The Observability Gap

Cron emails you when a job produces output. It is crude but effective. My agent had structured logging, metrics, and health checks. It was objectively better telemetry. But I had not built the consumer side.

For two weeks, I was flying blind. The logs existed. I was just not looking at them. The metrics were being recorded. I had no dashboard. When a job failed, I would SSH into the server and tail log files like it was 2005.

I built a simple status endpoint that returns JSON. Then I built a CLI tool that queries it. Then I added a webhook that posts job failures to Slack. The observability stack grew from a side comment to a significant component of the system.

The lesson: better instrumentation without consumption is worse than simple instrumentation you actually use. I should have built the Slack integration before the third job. Instead, I discovered failures by users complaining, which is the worst possible monitoring strategy.

What the Agent Does Better

After addressing the failures, some advantages became clear.

Backoff and jitter. When an API rate-limits the agent, it backs off exponentially. Cron would just keep hammering on schedule. I have seen the agent recover from transient outages without human intervention while cron would have required manual intervention or tolerated continuous failures.

Dynamic schedule adjustment. One job runs more frequently during business hours and less frequently overnight. Implementing this in cron requires two entries and a wrapper script. The agent adjusts its own sleep intervals based on time of day. The code is clearer and the intent is explicit.

Resource awareness. The agent checks available disk space before starting jobs that generate large outputs. It skips them and alerts rather than failing midway through. Cron has no such capability without external wrapper scripts.

The Code I Wish I Had Written First

If I were starting today, I would separate concerns differently. The current architecture conflates scheduling, execution, and state management. Here is what I would build:

# scheduler.py - decides what runs when
# executor.py - runs jobs and captures results
# state.py - persists job history and dependencies
# monitor.py - alerts on failures and anomalies

Each component has clear interfaces. The scheduler does not know about HTTP requests. The executor does not know about timezones. The state module handles all database access. The monitor is the only component that sends notifications.

This separation would have made testing easier. It would have made the SSL context leak simpler to isolate. It would have made the deadlock obvious because the state module would be the only place with database locks.

The Tradeoffs I Accept

My agent is now 1,200 lines of Python. It has more code than the six cron jobs it replaced combined. It requires a systemd unit file, a log rotation configuration, and a monitoring dashboard. The operational surface area has grown significantly.

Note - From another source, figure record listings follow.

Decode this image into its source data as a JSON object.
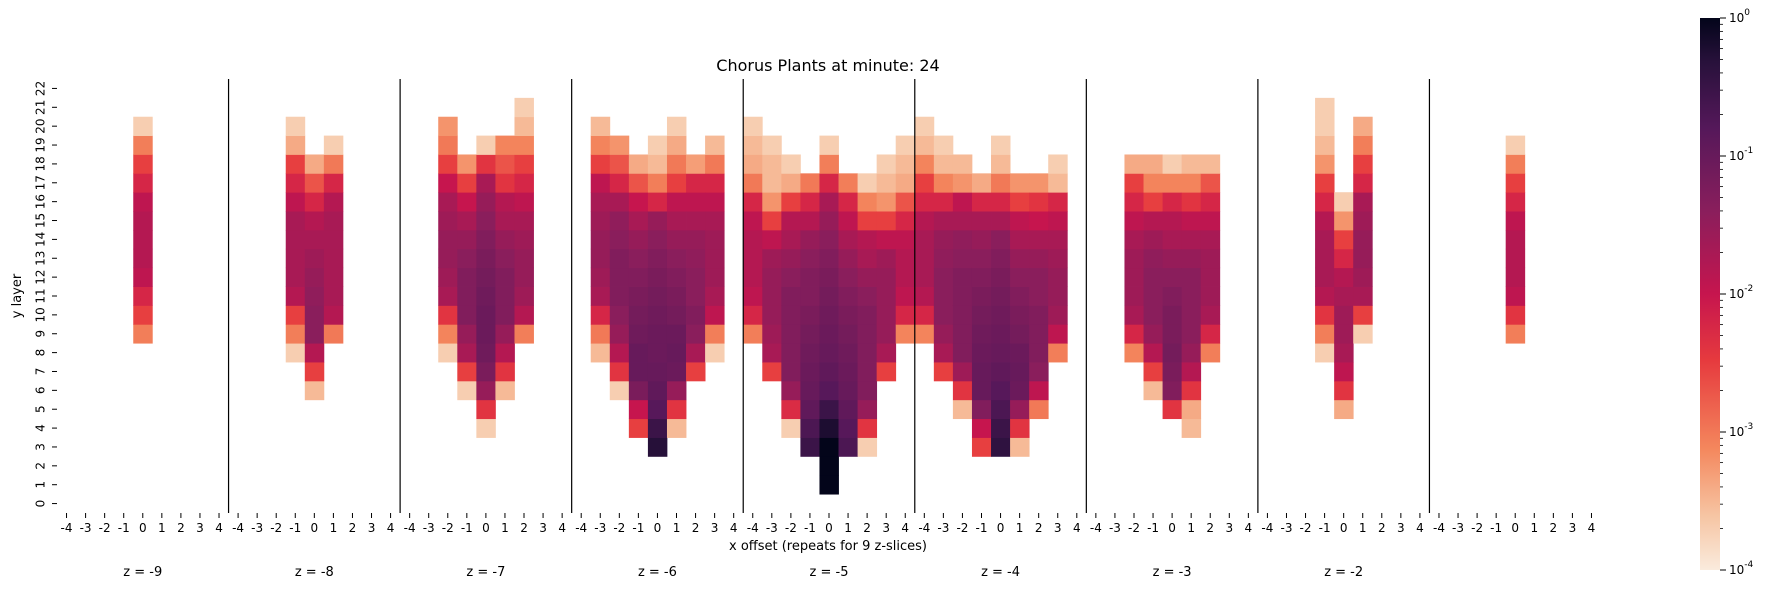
{
  "chart_data": {
    "type": "heatmap",
    "title": "Chorus Plants at minute: 24",
    "xlabel": "x offset (repeats for 9 z-slices)",
    "ylabel": "y layer",
    "x_ticks": [
      "-4",
      "-3",
      "-2",
      "-1",
      "0",
      "1",
      "2",
      "3",
      "4"
    ],
    "y_ticks": [
      "0",
      "1",
      "2",
      "3",
      "4",
      "5",
      "6",
      "7",
      "8",
      "9",
      "10",
      "11",
      "12",
      "13",
      "14",
      "15",
      "16",
      "17",
      "18",
      "19",
      "20",
      "21",
      "22"
    ],
    "z_slices": [
      "z = -9",
      "z = -8",
      "z = -7",
      "z = -6",
      "z = -5",
      "z = -4",
      "z = -3",
      "z = -2",
      ""
    ],
    "color_scale": {
      "type": "log",
      "vmin": 0.0001,
      "vmax": 1,
      "ticks": [
        "10^-4",
        "10^-3",
        "10^-2",
        "10^-1",
        "10^0"
      ],
      "colormap": "rocket_r",
      "low_color": "#faebdd",
      "high_color": "#03051a"
    },
    "slices": [
      {
        "z": "-9",
        "columns": [
          {
            "x": 0,
            "y0": 9,
            "v": [
              0.0009,
              0.003,
              0.006,
              0.012,
              0.015,
              0.015,
              0.015,
              0.012,
              0.006,
              0.003,
              0.0009,
              0.0002
            ]
          }
        ]
      },
      {
        "z": "-8",
        "columns": [
          {
            "x": -1,
            "y0": 8,
            "v": [
              0.0002,
              0.0009,
              0.003,
              0.015,
              0.02,
              0.02,
              0.02,
              0.02,
              0.012,
              0.006,
              0.003,
              0.0004,
              0.0002
            ]
          },
          {
            "x": 0,
            "y0": 6,
            "v": [
              0.0003,
              0.003,
              0.015,
              0.04,
              0.04,
              0.035,
              0.03,
              0.025,
              0.02,
              0.015,
              0.006,
              0.002,
              0.0004
            ]
          },
          {
            "x": 1,
            "y0": 9,
            "v": [
              0.001,
              0.015,
              0.02,
              0.02,
              0.02,
              0.02,
              0.02,
              0.015,
              0.006,
              0.001,
              0.0002
            ]
          }
        ]
      },
      {
        "z": "-7",
        "columns": [
          {
            "x": -2,
            "y0": 8,
            "v": [
              0.0002,
              0.0008,
              0.004,
              0.02,
              0.025,
              0.03,
              0.03,
              0.025,
              0.02,
              0.01,
              0.003,
              0.001,
              0.0006
            ]
          },
          {
            "x": -1,
            "y0": 6,
            "v": [
              0.0002,
              0.003,
              0.02,
              0.03,
              0.05,
              0.05,
              0.05,
              0.04,
              0.03,
              0.02,
              0.01,
              0.003,
              0.0006
            ]
          },
          {
            "x": 0,
            "y0": 4,
            "v": [
              0.0002,
              0.004,
              0.03,
              0.06,
              0.08,
              0.09,
              0.09,
              0.08,
              0.07,
              0.06,
              0.05,
              0.04,
              0.03,
              0.02,
              0.004,
              0.0002
            ]
          },
          {
            "x": 1,
            "y0": 6,
            "v": [
              0.0003,
              0.004,
              0.015,
              0.03,
              0.05,
              0.05,
              0.05,
              0.04,
              0.03,
              0.02,
              0.015,
              0.004,
              0.002,
              0.0008
            ]
          },
          {
            "x": 2,
            "y0": 9,
            "v": [
              0.0009,
              0.015,
              0.025,
              0.03,
              0.03,
              0.025,
              0.02,
              0.012,
              0.006,
              0.003,
              0.0008,
              0.0003,
              0.0002
            ]
          }
        ]
      },
      {
        "z": "-6",
        "columns": [
          {
            "x": -3,
            "y0": 8,
            "v": [
              0.0003,
              0.001,
              0.006,
              0.02,
              0.025,
              0.03,
              0.03,
              0.025,
              0.02,
              0.012,
              0.003,
              0.0008,
              0.0003
            ]
          },
          {
            "x": -2,
            "y0": 6,
            "v": [
              0.0002,
              0.004,
              0.015,
              0.03,
              0.04,
              0.05,
              0.05,
              0.05,
              0.04,
              0.035,
              0.02,
              0.006,
              0.002,
              0.0006
            ]
          },
          {
            "x": -1,
            "y0": 4,
            "v": [
              0.003,
              0.01,
              0.06,
              0.1,
              0.1,
              0.08,
              0.07,
              0.06,
              0.05,
              0.04,
              0.03,
              0.02,
              0.01,
              0.002,
              0.0004
            ]
          },
          {
            "x": 0,
            "y0": 3,
            "v": [
              0.5,
              0.3,
              0.15,
              0.12,
              0.1,
              0.09,
              0.09,
              0.08,
              0.07,
              0.06,
              0.05,
              0.04,
              0.03,
              0.006,
              0.0009,
              0.0003,
              0.0002
            ]
          },
          {
            "x": 1,
            "y0": 4,
            "v": [
              0.0003,
              0.004,
              0.03,
              0.09,
              0.1,
              0.09,
              0.07,
              0.06,
              0.05,
              0.04,
              0.03,
              0.02,
              0.012,
              0.003,
              0.001,
              0.0004,
              0.0002
            ]
          },
          {
            "x": 2,
            "y0": 7,
            "v": [
              0.003,
              0.02,
              0.04,
              0.05,
              0.04,
              0.04,
              0.035,
              0.03,
              0.02,
              0.012,
              0.006,
              0.0005
            ]
          },
          {
            "x": 3,
            "y0": 8,
            "v": [
              0.0002,
              0.0009,
              0.012,
              0.02,
              0.025,
              0.025,
              0.025,
              0.02,
              0.012,
              0.006,
              0.001,
              0.0003
            ]
          }
        ]
      },
      {
        "z": "-5",
        "columns": [
          {
            "x": -4,
            "y0": 9,
            "v": [
              0.0009,
              0.006,
              0.012,
              0.015,
              0.015,
              0.015,
              0.012,
              0.006,
              0.001,
              0.0004,
              0.0003,
              0.0002
            ]
          },
          {
            "x": -3,
            "y0": 7,
            "v": [
              0.003,
              0.02,
              0.025,
              0.03,
              0.03,
              0.03,
              0.025,
              0.012,
              0.003,
              0.0006,
              0.0003,
              0.0003,
              0.0002
            ]
          },
          {
            "x": -2,
            "y0": 4,
            "v": [
              0.0002,
              0.005,
              0.03,
              0.05,
              0.05,
              0.05,
              0.05,
              0.05,
              0.04,
              0.03,
              0.02,
              0.015,
              0.003,
              0.0004,
              0.0002
            ]
          },
          {
            "x": -1,
            "y0": 3,
            "v": [
              0.3,
              0.2,
              0.12,
              0.1,
              0.09,
              0.08,
              0.07,
              0.06,
              0.05,
              0.05,
              0.04,
              0.03,
              0.015,
              0.006,
              0.001
            ]
          },
          {
            "x": 0,
            "y0": 1,
            "v": [
              1,
              1,
              1,
              0.6,
              0.3,
              0.15,
              0.12,
              0.1,
              0.09,
              0.08,
              0.07,
              0.06,
              0.05,
              0.04,
              0.03,
              0.02,
              0.006,
              0.0009,
              0.0002
            ]
          },
          {
            "x": 1,
            "y0": 3,
            "v": [
              0.2,
              0.15,
              0.12,
              0.1,
              0.09,
              0.08,
              0.07,
              0.06,
              0.05,
              0.04,
              0.03,
              0.02,
              0.012,
              0.006,
              0.0009
            ]
          },
          {
            "x": 2,
            "y0": 3,
            "v": [
              0.0002,
              0.004,
              0.03,
              0.05,
              0.05,
              0.05,
              0.05,
              0.05,
              0.04,
              0.03,
              0.02,
              0.015,
              0.003,
              0.0008,
              0.0002
            ]
          },
          {
            "x": 3,
            "y0": 7,
            "v": [
              0.003,
              0.02,
              0.03,
              0.03,
              0.03,
              0.03,
              0.025,
              0.012,
              0.003,
              0.0006,
              0.0003,
              0.0002
            ]
          },
          {
            "x": 4,
            "y0": 9,
            "v": [
              0.0008,
              0.006,
              0.012,
              0.015,
              0.015,
              0.012,
              0.006,
              0.002,
              0.0004,
              0.0003,
              0.0002
            ]
          }
        ]
      },
      {
        "z": "-4",
        "columns": [
          {
            "x": -4,
            "y0": 9,
            "v": [
              0.0008,
              0.006,
              0.015,
              0.02,
              0.02,
              0.02,
              0.015,
              0.006,
              0.003,
              0.0008,
              0.0003,
              0.0002
            ]
          },
          {
            "x": -3,
            "y0": 7,
            "v": [
              0.003,
              0.02,
              0.03,
              0.04,
              0.04,
              0.04,
              0.035,
              0.03,
              0.02,
              0.006,
              0.0008,
              0.0003,
              0.0002
            ]
          },
          {
            "x": -2,
            "y0": 5,
            "v": [
              0.0003,
              0.004,
              0.025,
              0.05,
              0.05,
              0.05,
              0.05,
              0.05,
              0.04,
              0.035,
              0.02,
              0.012,
              0.0006,
              0.0003
            ]
          },
          {
            "x": -1,
            "y0": 3,
            "v": [
              0.003,
              0.01,
              0.05,
              0.1,
              0.1,
              0.09,
              0.08,
              0.07,
              0.06,
              0.05,
              0.04,
              0.03,
              0.02,
              0.006,
              0.0004
            ]
          },
          {
            "x": 0,
            "y0": 3,
            "v": [
              0.4,
              0.3,
              0.2,
              0.15,
              0.12,
              0.1,
              0.09,
              0.08,
              0.07,
              0.06,
              0.05,
              0.04,
              0.02,
              0.006,
              0.001,
              0.0003,
              0.0002
            ]
          },
          {
            "x": 1,
            "y0": 3,
            "v": [
              0.0003,
              0.004,
              0.03,
              0.09,
              0.1,
              0.09,
              0.07,
              0.06,
              0.05,
              0.04,
              0.03,
              0.02,
              0.012,
              0.003,
              0.0006
            ]
          },
          {
            "x": 2,
            "y0": 5,
            "v": [
              0.001,
              0.012,
              0.04,
              0.05,
              0.05,
              0.05,
              0.04,
              0.04,
              0.03,
              0.02,
              0.01,
              0.004,
              0.0006
            ]
          },
          {
            "x": 3,
            "y0": 8,
            "v": [
              0.0009,
              0.012,
              0.025,
              0.03,
              0.03,
              0.025,
              0.02,
              0.012,
              0.006,
              0.0003,
              0.0002
            ]
          }
        ]
      },
      {
        "z": "-3",
        "columns": [
          {
            "x": -2,
            "y0": 8,
            "v": [
              0.0008,
              0.006,
              0.02,
              0.025,
              0.025,
              0.025,
              0.02,
              0.012,
              0.006,
              0.003,
              0.0004
            ]
          },
          {
            "x": -1,
            "y0": 6,
            "v": [
              0.0003,
              0.003,
              0.015,
              0.03,
              0.04,
              0.04,
              0.04,
              0.035,
              0.025,
              0.015,
              0.003,
              0.0008,
              0.0004
            ]
          },
          {
            "x": 0,
            "y0": 5,
            "v": [
              0.004,
              0.05,
              0.06,
              0.07,
              0.06,
              0.06,
              0.05,
              0.04,
              0.03,
              0.02,
              0.015,
              0.006,
              0.0008,
              0.0002
            ]
          },
          {
            "x": 1,
            "y0": 4,
            "v": [
              0.0003,
              0.0004,
              0.004,
              0.015,
              0.03,
              0.04,
              0.04,
              0.04,
              0.04,
              0.03,
              0.02,
              0.012,
              0.004,
              0.0008,
              0.0003
            ]
          },
          {
            "x": 2,
            "y0": 8,
            "v": [
              0.0009,
              0.006,
              0.02,
              0.025,
              0.025,
              0.025,
              0.02,
              0.012,
              0.006,
              0.002,
              0.0003
            ]
          }
        ]
      },
      {
        "z": "-2",
        "columns": [
          {
            "x": -1,
            "y0": 8,
            "v": [
              0.0002,
              0.0009,
              0.004,
              0.015,
              0.02,
              0.02,
              0.02,
              0.015,
              0.006,
              0.003,
              0.0006,
              0.0003,
              0.0002,
              0.0002
            ]
          },
          {
            "x": 0,
            "y0": 5,
            "v": [
              0.0004,
              0.004,
              0.012,
              0.02,
              0.025,
              0.025,
              0.02,
              0.015,
              0.006,
              0.003,
              0.0006,
              0.0002
            ]
          },
          {
            "x": 1,
            "y0": 9,
            "v": [
              0.0002,
              0.003,
              0.02,
              0.025,
              0.03,
              0.03,
              0.025,
              0.02,
              0.006,
              0.003,
              0.0009,
              0.0004
            ]
          }
        ]
      },
      {
        "z": "",
        "columns": [
          {
            "x": 0,
            "y0": 9,
            "v": [
              0.0009,
              0.004,
              0.012,
              0.015,
              0.015,
              0.015,
              0.012,
              0.006,
              0.003,
              0.0009,
              0.0002
            ]
          }
        ]
      }
    ]
  }
}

But the reliability has improved measurably. Jobs no longer overlap. Dependencies are explicit. Failures are visible within seconds rather than discovered by users hours later. The system heals itself from most transient errors.

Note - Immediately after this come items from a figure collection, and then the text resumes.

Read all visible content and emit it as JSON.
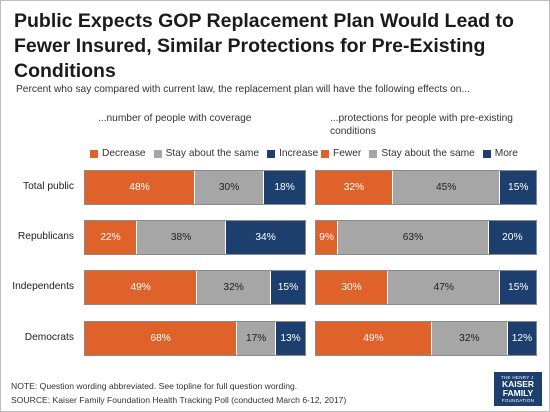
{
  "title": "Public Expects GOP Replacement Plan Would Lead to Fewer Insured, Similar Protections for Pre-Existing Conditions",
  "subtitle": "Percent who say compared with current law, the replacement plan will have the following effects on...",
  "colors": {
    "orange": "#e0622b",
    "gray": "#a6a6a6",
    "navy": "#1c3f6e"
  },
  "chart_data": [
    {
      "type": "bar",
      "stacked": true,
      "orientation": "horizontal",
      "title": "...number of people with coverage",
      "categories": [
        "Total public",
        "Republicans",
        "Independents",
        "Democrats"
      ],
      "series": [
        {
          "name": "Decrease",
          "values": [
            48,
            22,
            49,
            68
          ]
        },
        {
          "name": "Stay about the same",
          "values": [
            30,
            38,
            32,
            17
          ]
        },
        {
          "name": "Increase",
          "values": [
            18,
            34,
            15,
            13
          ]
        }
      ],
      "legend": "top"
    },
    {
      "type": "bar",
      "stacked": true,
      "orientation": "horizontal",
      "title": "...protections for people with pre-existing conditions",
      "categories": [
        "Total public",
        "Republicans",
        "Independents",
        "Democrats"
      ],
      "series": [
        {
          "name": "Fewer",
          "values": [
            32,
            9,
            30,
            49
          ]
        },
        {
          "name": "Stay about the same",
          "values": [
            45,
            63,
            47,
            32
          ]
        },
        {
          "name": "More",
          "values": [
            15,
            20,
            15,
            12
          ]
        }
      ],
      "legend": "top"
    }
  ],
  "note": "NOTE: Question wording abbreviated. See topline for full question wording.",
  "source": "SOURCE: Kaiser Family Foundation Health Tracking Poll (conducted March 6-12, 2017)",
  "logo": {
    "line1": "THE HENRY J.",
    "line2a": "KAISER",
    "line2b": "FAMILY",
    "line3": "FOUNDATION"
  }
}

I still keep a crontab entry for the agent itself. Every minute, cron checks if the agent process is running. If not, it starts it. Some problems are truly best solved with a 40-year-old scheduling tool. The agent handles the complex coordination. Cron handles the one thing it does perfectly: running commands on schedule.

The failures were expensive in time and stress. They were also necessary. Each one revealed an assumption I had made without realizing it. The agent is stronger now because it was broken repeatedly until the breaking stopped. That is not a comfortable development process, but it is an effective one.

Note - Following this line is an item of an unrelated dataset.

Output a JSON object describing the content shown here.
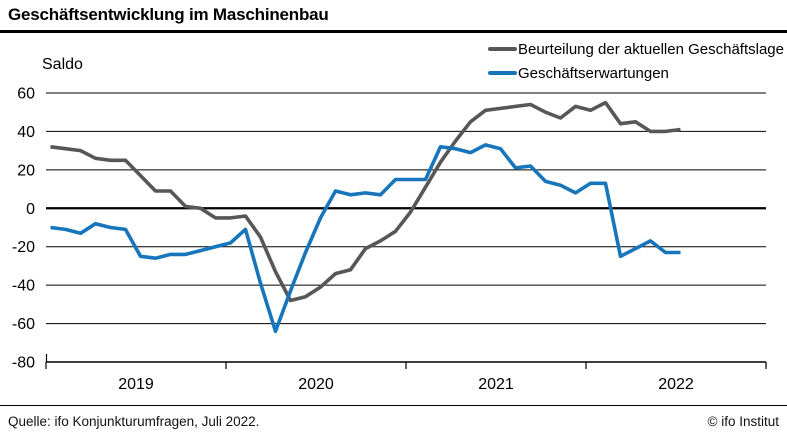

If you are considering a similar migration, budget time for failures you cannot yet imagine. They will happen. The question is whether you have monitoring in place to catch them and time allocated to fix them. The agent loop is not inherently better than cron. It is different, with different failure modes, different scaling characteristics, and different operational requirements. Choose it for the right reasons and you will be happy. Choose it because cron seems old-fashioned and you will learn why cron is still everywhere.